Quantum3D Inc. is an American computer graphics company. It was founded in 1997 as a spin-off from 3dfx that was created to bring 3dfx's scalable graphics technologies (the Voodoo family of graphics chips) to the game enthusiast, coin-op/arcade/location-based entertainment (LBE) and visual simulation and training markets. Despite its close relationship with 3dfx in its earlier years, it was founded as an independent, venture-backed company.

==History==
Quantum3D was founded principally by ex-3dfx employees, although it also counted staffers from Gemini Technology, SGI, Intel, Sun Microsystems among its co-founders. The co-founders include Ross Q. Smith, John Archdeacon, Charles "Herb" Kuta, Dan Downum, Phil Huelson, and Dale Stimson.
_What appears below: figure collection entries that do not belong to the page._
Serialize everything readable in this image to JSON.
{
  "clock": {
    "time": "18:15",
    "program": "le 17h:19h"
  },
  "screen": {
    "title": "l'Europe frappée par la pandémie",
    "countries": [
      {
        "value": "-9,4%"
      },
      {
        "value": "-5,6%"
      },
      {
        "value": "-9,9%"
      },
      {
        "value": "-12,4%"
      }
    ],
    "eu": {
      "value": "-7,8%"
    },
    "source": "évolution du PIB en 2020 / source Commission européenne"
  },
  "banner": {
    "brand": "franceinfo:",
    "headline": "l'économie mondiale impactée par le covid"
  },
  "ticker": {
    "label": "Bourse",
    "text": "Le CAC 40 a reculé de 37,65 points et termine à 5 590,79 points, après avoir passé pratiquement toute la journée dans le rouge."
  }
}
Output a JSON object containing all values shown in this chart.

The company's flagship line of Obsidian boards were initially marketed by 3dfx toward the coin-op/LBE market starting in March 1996, based on their Voodoo chipsets. On Quantum3D's foundation, the co-founders acquired the rights to the Obsidian trademark and patents from 3dfx. In 1998, it attempted to market video cards based on the Obsidian technology directly to consumers with the high-end Obsidian2 X-24 and X-16 line of AGP cards, as well as the low-end Obsidian2 S-12 PCI card.
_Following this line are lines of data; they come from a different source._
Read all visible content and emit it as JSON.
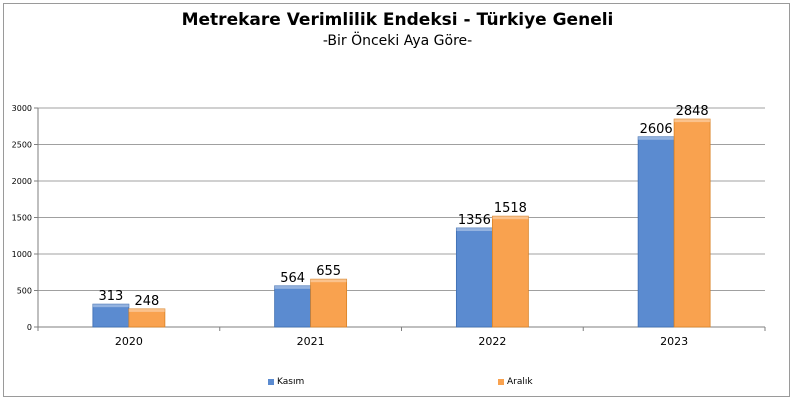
{
  "colors": {
    "kasim": "#5b8bd0",
    "aralik": "#f9a24f",
    "grid": "#a0a0a0",
    "axis": "#7f7f7f"
  },
  "chart_data": {
    "type": "bar",
    "title": "Metrekare Verimlilik Endeksi - Türkiye Geneli",
    "subtitle": "-Bir Önceki Aya Göre-",
    "categories": [
      "2020",
      "2021",
      "2022",
      "2023"
    ],
    "series": [
      {
        "name": "Kasım",
        "values": [
          313,
          564,
          1356,
          2606
        ]
      },
      {
        "name": "Aralık",
        "values": [
          248,
          655,
          1518,
          2848
        ]
      }
    ],
    "ylim": [
      0,
      3000
    ],
    "yticks": [
      "0",
      "500",
      "1000",
      "1500",
      "2000",
      "2500",
      "3000"
    ],
    "grid": true,
    "legend_position": "bottom"
  }
}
The company has developed a range of 3dfx and now Nvidia-based board level and system level products for advanced, realtime 3D graphics and video intensive applications. Quantum3D was instrumental in bringing advanced graphics products to the PC-game enthusiast market, introducing the first graphics cards featuring a dual SLI configuration on one board with the X-24. It also brought commodity PC-based, open architecture systems to both the coin-op/arcade/LBE market and to the visual simulation and training market for both military and commercial applications. In addition, Quantum3D has also been a pioneer in bringing commercial off-the-shelf (COTS) graphics subsystems into the embedded visual computing (EVC) market for avionics, vetronics and command and control applications.
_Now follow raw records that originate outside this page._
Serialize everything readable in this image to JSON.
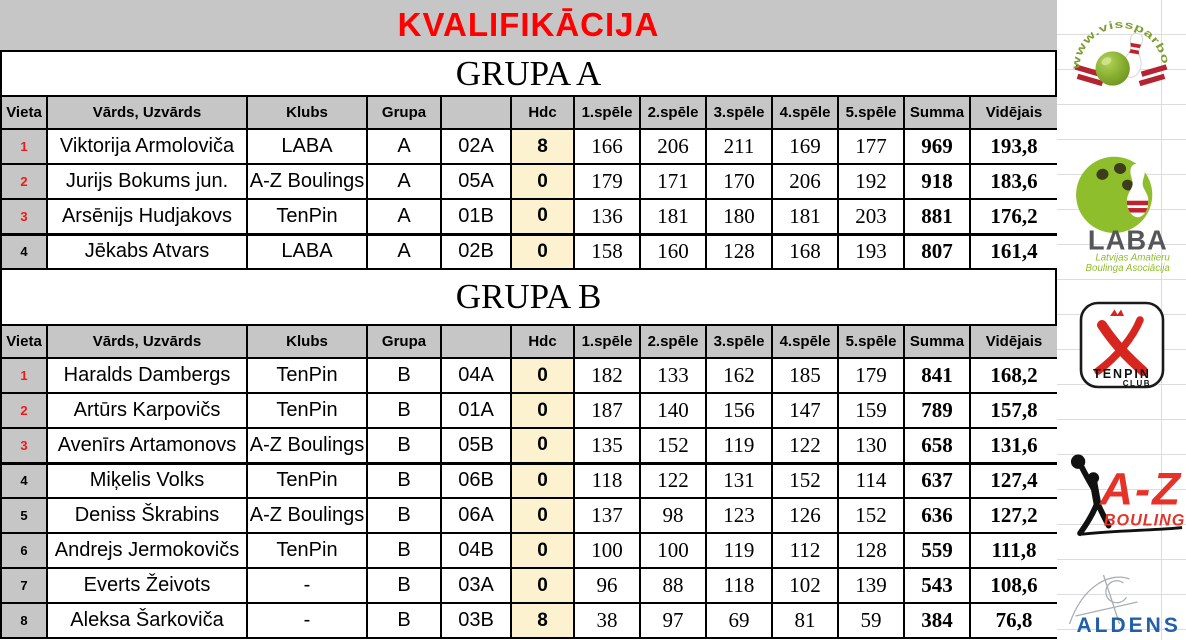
{
  "title": "KVALIFIKĀCIJA",
  "columns": [
    "Vieta",
    "Vārds, Uzvārds",
    "Klubs",
    "Grupa",
    "",
    "Hdc",
    "1.spēle",
    "2.spēle",
    "3.spēle",
    "4.spēle",
    "5.spēle",
    "Summa",
    "Vidējais"
  ],
  "groups": [
    {
      "name": "GRUPA A",
      "rows": [
        {
          "vieta": "1",
          "name": "Viktorija Armoloviča",
          "klubs": "LABA",
          "grupa": "A",
          "lane": "02A",
          "hdc": "8",
          "games": [
            "166",
            "206",
            "211",
            "169",
            "177"
          ],
          "summa": "969",
          "videjais": "193,8",
          "rank_red": true,
          "cut": false
        },
        {
          "vieta": "2",
          "name": "Jurijs Bokums jun.",
          "klubs": "A-Z Boulings",
          "grupa": "A",
          "lane": "05A",
          "hdc": "0",
          "games": [
            "179",
            "171",
            "170",
            "206",
            "192"
          ],
          "summa": "918",
          "videjais": "183,6",
          "rank_red": true,
          "cut": false
        },
        {
          "vieta": "3",
          "name": "Arsēnijs Hudjakovs",
          "klubs": "TenPin",
          "grupa": "A",
          "lane": "01B",
          "hdc": "0",
          "games": [
            "136",
            "181",
            "180",
            "181",
            "203"
          ],
          "summa": "881",
          "videjais": "176,2",
          "rank_red": true,
          "cut": true
        },
        {
          "vieta": "4",
          "name": "Jēkabs Atvars",
          "klubs": "LABA",
          "grupa": "A",
          "lane": "02B",
          "hdc": "0",
          "games": [
            "158",
            "160",
            "128",
            "168",
            "193"
          ],
          "summa": "807",
          "videjais": "161,4",
          "rank_red": false,
          "cut": false
        }
      ]
    },
    {
      "name": "GRUPA B",
      "rows": [
        {
          "vieta": "1",
          "name": "Haralds Dambergs",
          "klubs": "TenPin",
          "grupa": "B",
          "lane": "04A",
          "hdc": "0",
          "games": [
            "182",
            "133",
            "162",
            "185",
            "179"
          ],
          "summa": "841",
          "videjais": "168,2",
          "rank_red": true,
          "cut": false
        },
        {
          "vieta": "2",
          "name": "Artūrs Karpovičs",
          "klubs": "TenPin",
          "grupa": "B",
          "lane": "01A",
          "hdc": "0",
          "games": [
            "187",
            "140",
            "156",
            "147",
            "159"
          ],
          "summa": "789",
          "videjais": "157,8",
          "rank_red": true,
          "cut": false
        },
        {
          "vieta": "3",
          "name": "Avenīrs Artamonovs",
          "klubs": "A-Z Boulings",
          "grupa": "B",
          "lane": "05B",
          "hdc": "0",
          "games": [
            "135",
            "152",
            "119",
            "122",
            "130"
          ],
          "summa": "658",
          "videjais": "131,6",
          "rank_red": true,
          "cut": true
        },
        {
          "vieta": "4",
          "name": "Miķelis Volks",
          "klubs": "TenPin",
          "grupa": "B",
          "lane": "06B",
          "hdc": "0",
          "games": [
            "118",
            "122",
            "131",
            "152",
            "114"
          ],
          "summa": "637",
          "videjais": "127,4",
          "rank_red": false,
          "cut": false
        },
        {
          "vieta": "5",
          "name": "Deniss Škrabins",
          "klubs": "A-Z Boulings",
          "grupa": "B",
          "lane": "06A",
          "hdc": "0",
          "games": [
            "137",
            "98",
            "123",
            "126",
            "152"
          ],
          "summa": "636",
          "videjais": "127,2",
          "rank_red": false,
          "cut": false
        },
        {
          "vieta": "6",
          "name": "Andrejs Jermokovičs",
          "klubs": "TenPin",
          "grupa": "B",
          "lane": "04B",
          "hdc": "0",
          "games": [
            "100",
            "100",
            "119",
            "112",
            "128"
          ],
          "summa": "559",
          "videjais": "111,8",
          "rank_red": false,
          "cut": false
        },
        {
          "vieta": "7",
          "name": "Everts Žeivots",
          "klubs": "-",
          "grupa": "B",
          "lane": "03A",
          "hdc": "0",
          "games": [
            "96",
            "88",
            "118",
            "102",
            "139"
          ],
          "summa": "543",
          "videjais": "108,6",
          "rank_red": false,
          "cut": false
        },
        {
          "vieta": "8",
          "name": "Aleksa Šarkoviča",
          "klubs": "-",
          "grupa": "B",
          "lane": "03B",
          "hdc": "8",
          "games": [
            "38",
            "97",
            "69",
            "81",
            "59"
          ],
          "summa": "384",
          "videjais": "76,8",
          "rank_red": false,
          "cut": false
        }
      ]
    }
  ],
  "sidebar": {
    "logos": {
      "visspar": {
        "circle_text": "www.vissparboulingu.lv"
      },
      "laba": {
        "title": "LABA",
        "subtitle_line1": "Latvijas Amatieru",
        "subtitle_line2": "Boulinga Asociācija"
      },
      "tenpin": {
        "title": "TENPIN",
        "subtitle": "CLUB"
      },
      "az": {
        "title": "A-Z",
        "subtitle": "BOULINGS"
      },
      "aldens": {
        "title": "ALDENS"
      }
    }
  },
  "colors": {
    "title_red": "#ff0000",
    "header_gray": "#c6c6c6",
    "hdc_cream": "#fcf2cf",
    "laba_green": "#8fbe2c",
    "tenpin_red": "#d6261f",
    "az_red": "#e63329",
    "aldens_blue": "#2160a8"
  }
}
Concurrent with the sale of 3dfx assets to Nvidia in 2000, Quantum3D switched to Nvidia as its primary graphics technology supplier in early 2001. Since that date, Quantum3D has introduced a number of VSST and EVC products, including the AAlchemy and Independence family of COTS image generators for flight simulation and other training applications as well as the Sentiris PCI Mezzanine Card (PMC), ExpeditionDI dismounted infantry training system, Thermite tactical visual computer and Farsight programs that have resulted in COTS technology being placed in numerous commercial and military avionics and vetronics applications. The company also has a dedicated US Federal subsidiary, CG2, which provides visual computing related services and products to the United States Department of Defense via SBIR and BAA programs.

An initial public offering was planned for 2002 but never realized. In 2004, Quantum3D moved its primary 3D-rendering R&D studio from Huntsville, Alabama, to Orlando, Florida. The company is privately held and had approximately 50 employees as of August 2020.